Gone is the dry wit that made the '60s show, created by Mel Brooks and Buck Henry, such a cult favorite. The catchphrases are all here: "Would you believe?" and all the rest of them. But they're just meaningless prattle since most audiences for this film have never seen the TV show. Director Peter Segal and his writers made the tactical decision to load "Get Smart" with so many standard-issue action sequences that, to the untutored eye, it's almost indistinguishable from the muck of nonsatirical fare out there. If your aim is to create a wingding of a comedy, hedging your bets is never a good idea.

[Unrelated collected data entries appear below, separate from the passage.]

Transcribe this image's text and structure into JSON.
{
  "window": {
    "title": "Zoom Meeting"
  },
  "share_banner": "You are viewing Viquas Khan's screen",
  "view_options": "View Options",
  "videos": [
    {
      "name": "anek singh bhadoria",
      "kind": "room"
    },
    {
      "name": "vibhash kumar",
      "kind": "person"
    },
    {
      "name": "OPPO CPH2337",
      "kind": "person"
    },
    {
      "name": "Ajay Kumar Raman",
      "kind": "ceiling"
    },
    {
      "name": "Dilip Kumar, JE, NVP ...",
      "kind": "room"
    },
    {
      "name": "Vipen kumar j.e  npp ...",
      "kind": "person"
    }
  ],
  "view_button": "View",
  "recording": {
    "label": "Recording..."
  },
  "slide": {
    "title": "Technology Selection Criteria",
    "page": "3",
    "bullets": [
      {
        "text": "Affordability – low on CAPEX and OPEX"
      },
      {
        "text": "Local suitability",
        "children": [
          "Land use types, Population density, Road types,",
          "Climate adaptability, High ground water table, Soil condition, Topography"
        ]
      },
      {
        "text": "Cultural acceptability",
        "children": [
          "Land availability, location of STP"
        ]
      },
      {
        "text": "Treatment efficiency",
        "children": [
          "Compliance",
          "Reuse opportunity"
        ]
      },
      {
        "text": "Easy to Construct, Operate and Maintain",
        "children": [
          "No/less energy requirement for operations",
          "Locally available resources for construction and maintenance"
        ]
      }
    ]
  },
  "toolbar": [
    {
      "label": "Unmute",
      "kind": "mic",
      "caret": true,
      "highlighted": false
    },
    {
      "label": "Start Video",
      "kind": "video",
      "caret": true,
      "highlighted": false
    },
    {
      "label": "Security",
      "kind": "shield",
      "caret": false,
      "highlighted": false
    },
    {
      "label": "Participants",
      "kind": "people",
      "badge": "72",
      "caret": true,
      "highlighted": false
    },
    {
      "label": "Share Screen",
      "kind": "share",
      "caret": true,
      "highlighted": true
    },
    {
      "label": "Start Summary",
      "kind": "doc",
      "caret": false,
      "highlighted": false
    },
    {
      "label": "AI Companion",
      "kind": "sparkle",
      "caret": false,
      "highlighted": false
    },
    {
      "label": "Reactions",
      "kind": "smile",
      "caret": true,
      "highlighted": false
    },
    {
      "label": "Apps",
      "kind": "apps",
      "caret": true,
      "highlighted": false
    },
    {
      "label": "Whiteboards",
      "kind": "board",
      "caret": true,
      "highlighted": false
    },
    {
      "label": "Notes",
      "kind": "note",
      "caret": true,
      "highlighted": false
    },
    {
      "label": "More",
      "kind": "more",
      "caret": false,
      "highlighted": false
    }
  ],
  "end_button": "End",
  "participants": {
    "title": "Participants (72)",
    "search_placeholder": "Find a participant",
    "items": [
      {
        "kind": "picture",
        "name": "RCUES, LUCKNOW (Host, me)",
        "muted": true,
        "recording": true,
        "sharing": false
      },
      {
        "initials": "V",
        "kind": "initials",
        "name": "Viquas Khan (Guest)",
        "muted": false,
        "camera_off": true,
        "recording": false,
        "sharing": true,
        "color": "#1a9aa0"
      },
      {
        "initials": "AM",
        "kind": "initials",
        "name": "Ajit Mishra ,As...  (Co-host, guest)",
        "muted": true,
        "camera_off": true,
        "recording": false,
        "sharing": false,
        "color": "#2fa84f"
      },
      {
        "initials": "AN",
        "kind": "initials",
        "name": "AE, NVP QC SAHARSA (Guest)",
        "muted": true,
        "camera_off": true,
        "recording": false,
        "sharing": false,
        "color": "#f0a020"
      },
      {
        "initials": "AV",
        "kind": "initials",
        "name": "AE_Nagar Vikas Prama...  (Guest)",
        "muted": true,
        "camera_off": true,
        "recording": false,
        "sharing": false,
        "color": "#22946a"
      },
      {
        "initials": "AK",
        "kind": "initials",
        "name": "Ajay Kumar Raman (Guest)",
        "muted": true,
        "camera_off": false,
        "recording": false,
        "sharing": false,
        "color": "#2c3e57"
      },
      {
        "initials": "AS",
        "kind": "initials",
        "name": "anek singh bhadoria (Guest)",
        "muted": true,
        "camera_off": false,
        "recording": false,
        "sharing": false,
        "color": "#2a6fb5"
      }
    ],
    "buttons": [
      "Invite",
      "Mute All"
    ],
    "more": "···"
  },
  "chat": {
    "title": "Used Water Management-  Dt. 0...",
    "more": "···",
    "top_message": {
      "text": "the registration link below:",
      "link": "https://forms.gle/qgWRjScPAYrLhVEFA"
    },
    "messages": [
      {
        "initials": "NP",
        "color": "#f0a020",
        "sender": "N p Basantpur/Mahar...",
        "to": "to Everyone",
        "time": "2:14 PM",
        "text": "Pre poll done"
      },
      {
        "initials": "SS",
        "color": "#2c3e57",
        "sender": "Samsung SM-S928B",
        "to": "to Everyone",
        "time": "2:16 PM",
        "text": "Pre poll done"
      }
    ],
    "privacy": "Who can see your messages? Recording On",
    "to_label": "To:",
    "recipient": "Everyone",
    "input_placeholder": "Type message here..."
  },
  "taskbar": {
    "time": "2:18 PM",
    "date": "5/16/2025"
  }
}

The nefarious espionage agency KAOS, headed up by Terence Stamp's Siegfried, is still giving CONTROL a hard time. But there's a cold-war pall hanging over this film, which is partly set in Moscow, that makes it seem not just antiquated but irrelevant. I'm not saying that Al Qaeda should have kidnapped Maxwell and spirited him to Afghanistan. It's just that the original "Get Smart" was a humorous response to the terror of the times in a way that the current movie never even attempts. Instead, we get the same old gags, like the scene where a fistfight breaks out in the Pentagon's war room. ("Dr. Strangelove" anybody?)

At least we have Alan Arkin playing the head of CONTROL. His drone and deadpan are a perfect complement to Carell's. But please, pretty please, let's not go for a sequel on this one, OK? Grade: C- (Rated PG-13 for some rude humor, action violence and language.)